If it had been me, I would have been screaming, but not Mel, she always takes shit and dishes it right back.
Mel doesn’t remember how long she was gone, or where she went, or even what the aliens said or did to her.
I asked if she had woohoo with the aliens and she told me that she didn’t want to talk about it anymore.
Mel said that she did think that she had been gone much longer than she actually was gone. Because when they put her down, she thought that she had been gone for many hours, it was still dark and she could see that the bar down the street was still open.
She said the alien that dropped her off on the sidewalk, did not say a word to her. Mel suddenly felt very sleepy.
She went inside the mansion.
She went upstairs to the room that she shares with Harmony and then she went to sleep.
It was after she had fallen asleep that Mel underwent some sort of weird transformation.
Her skin turned green and her hair became leaves.
When she woke up, she went to the mirror to see what was going on with her skin and her hair. Mel was now a Plantsim.
Typical Mel, she spent more than a few minutes in front of the mirror admiring her new look.
She says that she liked what she saw. She prides herself with being different and now she was really different.
I was sleeping downstairs on the back porch. There are not enough beds at the school. So, it was my turn in the sleeping bag.
Mel came down and woke me.
She was getting flowers all over the place and at first, that was the only thing that I noticed. I said: “Mel, what the heck! You’re getting flowers all over the place.”
Then when I saw how she was “dressed”, I flipped out. I was gasping for air, like I couldn’t breathe.
I thought that maybe I was going to pass out and I wanted to make sure the whole world knew that I was having a situation.
Mel said: “Lori, quit acting. You are such a drama queen. I need your help.”
I said: “Sure. Whatta you need?”
Mel said: “First give me a hug.”
Which I did and then I asked: “Mmmm, do I smell honey suckles?”
Mel said that she felt dry and that she needed a good watering. I said: “I know just the thing… Water Balloon Fight!”
So, we went out the backdoor.
We always keep a stash of water balloons ready at hand for occasions such as this. We lined up opposite one another in the backyard.

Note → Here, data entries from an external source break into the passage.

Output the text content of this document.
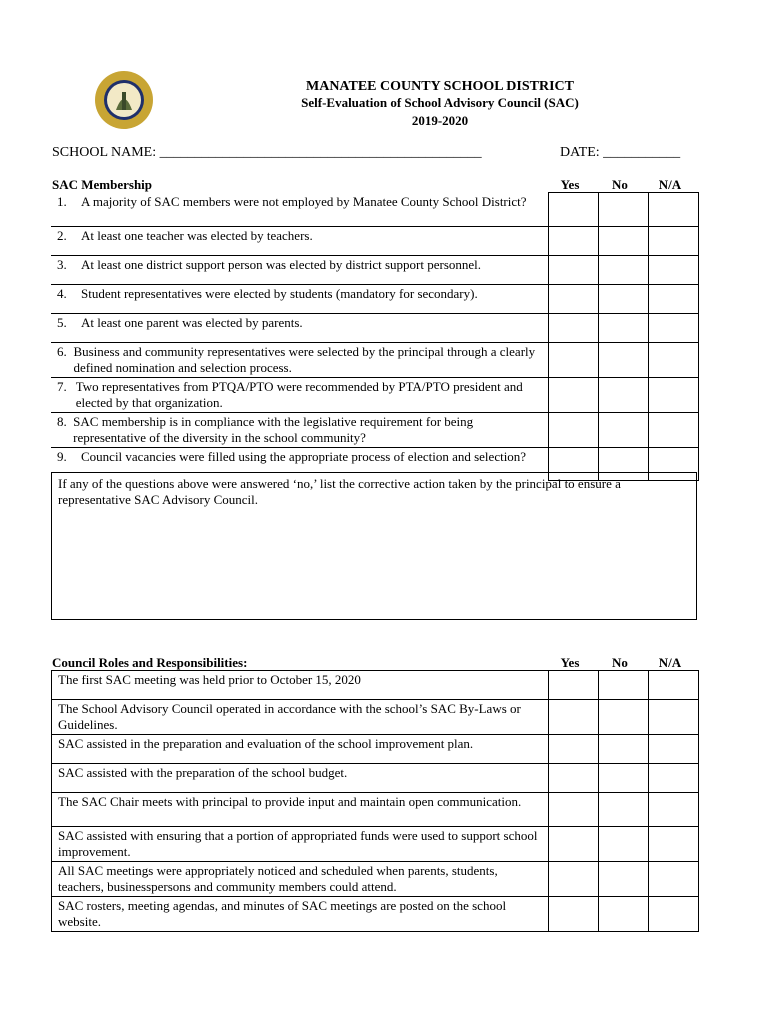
MANATEE COUNTY SCHOOL DISTRICT
Self-Evaluation of School Advisory Council (SAC)
2019-2020
SCHOOL NAME: ______________________________________________	DATE: ___________
SAC Membership	Yes	No	N/A
1. A majority of SAC members were not employed by Manatee County School District?			

2. At least one teacher was elected by teachers.			

3. At least one district support person was elected by district support personnel.			

4. Student representatives were elected by students (mandatory for secondary).			

5. At least one parent was elected by parents.			

6. Business and community representatives were selected by the principal through a clearly defined nomination and selection process.			

7. Two representatives from PTQA/PTO were recommended by PTA/PTO president and elected by that organization.			

8. SAC membership is in compliance with the legislative requirement for being representative of the diversity in the school community?			

9. Council vacancies were filled using the appropriate process of election and selection?			

If any of the questions above were answered ‘no,’ list the corrective action taken by the principal to ensure a representative SAC Advisory Council.
Council Roles and Responsibilities:	Yes	No	N/A
The first SAC meeting was held prior to October 15, 2020			
The School Advisory Council operated in accordance with the school’s SAC By-Laws or Guidelines.			
SAC assisted in the preparation and evaluation of the school improvement plan.			
SAC assisted with the preparation of the school budget.			
The SAC Chair meets with principal to provide input and maintain open communication.			
SAC assisted with ensuring that a portion of appropriated funds were used to support school improvement.			
All SAC meetings were appropriately noticed and scheduled when parents, students, teachers, businesspersons and community members could attend.			
SAC rosters, meeting agendas, and minutes of SAC meetings are posted on the school website.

Mel has had plenty of practice tossing around the softball, so when she throws a water balloon at you had better be prepared to duck or dance out of the way.
I was more preoccupied with how I looked with my new wings, in case any of the boys were looking out the windows.
I forgot to duck or dance and as a result Mel’s first water balloon knocked me square on my ass.
I was pretty sure that the idea was for Mel to get her leaves watered and here I was the one who was taking a bath in the backyard.
But typical-Mel, this was a competition and she meant business.
I think she hit me more times than I even came close to hitting her.
Once or twice, I did manage to make contact.
It was fun and we were laughing our asses off.
Moo was upstairs doing some work for Lady Wendy and with her super hearing she could hear all our noise from the third floor.
She changed her clothes and hurried down the stairs.
Now it was two against one and Mel was beating the both of us badly.
It was only when it started to rain, that Mel finally got the watering that she needed.
Normally Moo would be crying about the rain. She’d be all like: “I’m melting! melting! Oh, what a world! What a world!” But, no, she was actually having fun.
Playing out there in the rain with my two friends, I was happiest that I have ever been in my entire life. (And I’ll bet that you thought that I was going to say something dumb.)